The event was sponsored by the Thomas More College of Liberal Arts in Merrimack. A college official (didn't catch his name) gave a lengthy intro to the three raconteur/panelists from National Review, Jonah Goldberg, Rob Long, and Mark Steyn. Anybody who's read these guys knows that they can be, and usually are, very funny and insightful. Fortunately, they were pretty good in person too. (I was going to say they were good "on their feet", but they actually had some comfy chairs to sit in.)
So for a couple hours they talked, unstructured, riffing off each other. It was very entertaining; I was going to take some notes and report some "good stuff", but standing made that more difficult. Also, there was free food. Including nature's most perfect food, which is the bacon-wrapped scallop on a toothpick. (I'm grateful to the hosts, although my arteries might differ.)

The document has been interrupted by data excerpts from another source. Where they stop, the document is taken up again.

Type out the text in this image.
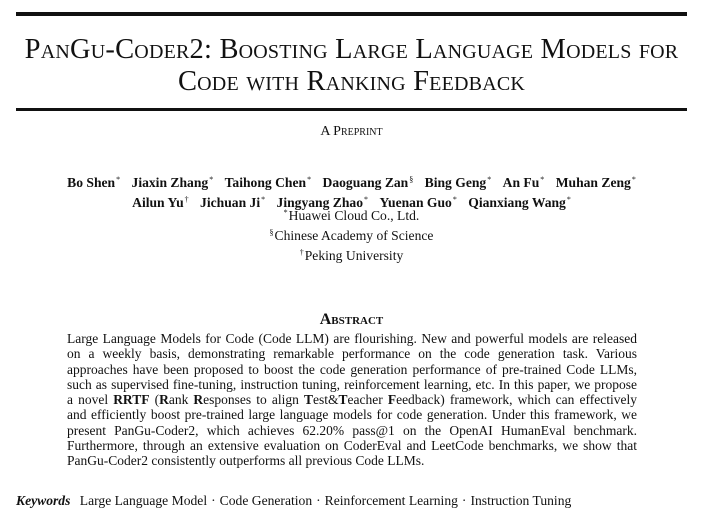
PanGu-Coder2: Boosting Large Language Models for
Code with Ranking Feedback
A Preprint
Bo Shen* Jiaxin Zhang* Taihong Chen* Daoguang Zan§ Bing Geng* An Fu* Muhan Zeng*
Ailun Yu† Jichuan Ji* Jingyang Zhao* Yuenan Guo* Qianxiang Wang*
*Huawei Cloud Co., Ltd.
§Chinese Academy of Science
†Peking University
Abstract
Large Language Models for Code (Code LLM) are flourishing. New and powerful models are released on a weekly basis, demonstrating remarkable performance on the code generation task. Various approaches have been proposed to boost the code generation performance of pre-trained Code LLMs, such as supervised fine-tuning, instruction tuning, reinforcement learning, etc. In this paper, we propose a novel RRTF (Rank Responses to align Test&Teacher Feedback) framework, which can effectively and efficiently boost pre-trained large language models for code generation. Under this framework, we present PanGu-Coder2, which achieves 62.20% pass@1 on the OpenAI HumanEval benchmark. Furthermore, through an extensive evaluation on CoderEval and LeetCode benchmarks, we show that PanGu-Coder2 consistently outperforms all previous Code LLMs.
Keywords Large Language Model · Code Generation · Reinforcement Learning · Instruction Tuning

One bit of controversy erupted when they took questions from the floor. A guy who had been reading NR since the sixties—about as long as I have, in other words—said he'd admired Bill Buckley's position against "Caesarism" back then, and excoriated the current magazine staff for its complacency about the same thing today under Dubya; specifically, he was exercised about the legal (or, as he claimed, extralegal) treatment of "enemy combatants".

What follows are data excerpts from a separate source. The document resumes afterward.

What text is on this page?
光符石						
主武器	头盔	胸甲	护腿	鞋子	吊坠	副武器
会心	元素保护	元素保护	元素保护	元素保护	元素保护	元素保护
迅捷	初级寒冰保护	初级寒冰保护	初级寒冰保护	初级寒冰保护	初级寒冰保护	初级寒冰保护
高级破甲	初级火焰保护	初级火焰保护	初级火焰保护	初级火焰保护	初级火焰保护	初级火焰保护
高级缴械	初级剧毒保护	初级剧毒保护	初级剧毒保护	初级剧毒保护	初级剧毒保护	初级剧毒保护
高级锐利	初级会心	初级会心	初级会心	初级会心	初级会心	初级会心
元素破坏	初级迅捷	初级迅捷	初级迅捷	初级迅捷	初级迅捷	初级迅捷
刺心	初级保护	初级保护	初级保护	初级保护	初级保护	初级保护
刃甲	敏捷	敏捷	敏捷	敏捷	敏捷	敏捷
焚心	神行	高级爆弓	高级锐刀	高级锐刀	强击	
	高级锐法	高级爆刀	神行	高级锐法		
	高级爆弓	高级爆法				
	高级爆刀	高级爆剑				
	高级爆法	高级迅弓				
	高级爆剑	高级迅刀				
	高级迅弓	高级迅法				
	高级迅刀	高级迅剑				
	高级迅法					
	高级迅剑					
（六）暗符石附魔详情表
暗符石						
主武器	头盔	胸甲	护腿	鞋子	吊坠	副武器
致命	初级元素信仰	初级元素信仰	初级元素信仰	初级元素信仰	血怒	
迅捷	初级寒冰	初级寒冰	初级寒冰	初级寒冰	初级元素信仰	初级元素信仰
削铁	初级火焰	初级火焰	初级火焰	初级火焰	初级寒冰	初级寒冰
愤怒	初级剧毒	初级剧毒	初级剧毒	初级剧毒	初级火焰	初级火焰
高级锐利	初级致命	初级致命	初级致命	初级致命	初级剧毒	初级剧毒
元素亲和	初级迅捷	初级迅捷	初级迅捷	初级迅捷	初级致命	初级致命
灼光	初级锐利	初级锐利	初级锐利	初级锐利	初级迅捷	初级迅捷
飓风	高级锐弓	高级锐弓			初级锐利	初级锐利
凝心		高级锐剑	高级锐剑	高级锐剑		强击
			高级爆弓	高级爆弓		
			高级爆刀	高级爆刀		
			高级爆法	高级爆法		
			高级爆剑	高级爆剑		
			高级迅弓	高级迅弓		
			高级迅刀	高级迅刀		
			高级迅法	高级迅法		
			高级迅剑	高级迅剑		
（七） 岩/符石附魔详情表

That's not a totally wacky position; certainly a number of folks at Cato would have been in sympathy. But the questioner overdid it, rantwise; Long, Goldberg, and (especially) Steyn countered his heated rhetoric with reasonableness leavened with a bit of humor, and the overwhelming majority of the crowd weren't sympathetic to this point of view either.
Anyway, it was too soon over. I got to speak to several people of note. I've been a Shawn Macomber fan for years now, we've corresponded in e-mail, and I finally got to meet him in person. I complimented him on his great article in the current issue of Reason on the oppressive atmosphere on Liberty Island; it's not on the web yet, but I'll link when it is. (If you can't wait, subscribe.)
I was also able to muscle my way to speak briefly with Jonah Goldberg. I mention that I'd had his book (Liberal Fascism) on order at Amazon since October of 2005. He seemed a little sheepish at this, but graciously thanked me anyway. Amazon promises it's coming this week, I'll believe it when I see it.
I'm also pretty sure I saw, but was to shy to speak to, Mickey Kaus (of Kausfiles fame). I woulda shoulda coulda told him that I enjoyed his book The End of Equality, and that our current political discourse on the topic is poorer to the extent that it didn't make a bigger impact. (Not that I bought into all of his policy recommendations, but they weren't The Same Old Eat the Rich Same Old.)
Certainly there were some other famous folks there I did not recognize. Maybe that was Ramesh Ponnuru? Probably, but how can you ask that diplomatically?
Also, on my way out, I noted—really—Tim Russert hastening the other direction down a hallway, cellphone clamped to his ear. I smiled in recognition. And even though this only took at most a couple of seconds, I could tell he was totally accustomed to being recognized in public; he smiled back and gave a nod that said: "Yes, I am that guy on TV; thanks for acknowledging that, but please don't try to engage me."
I hope he was able to interpret my nod equally as well: "Wouldn't think of it, Tim. Just going home. Too bad about the Bills."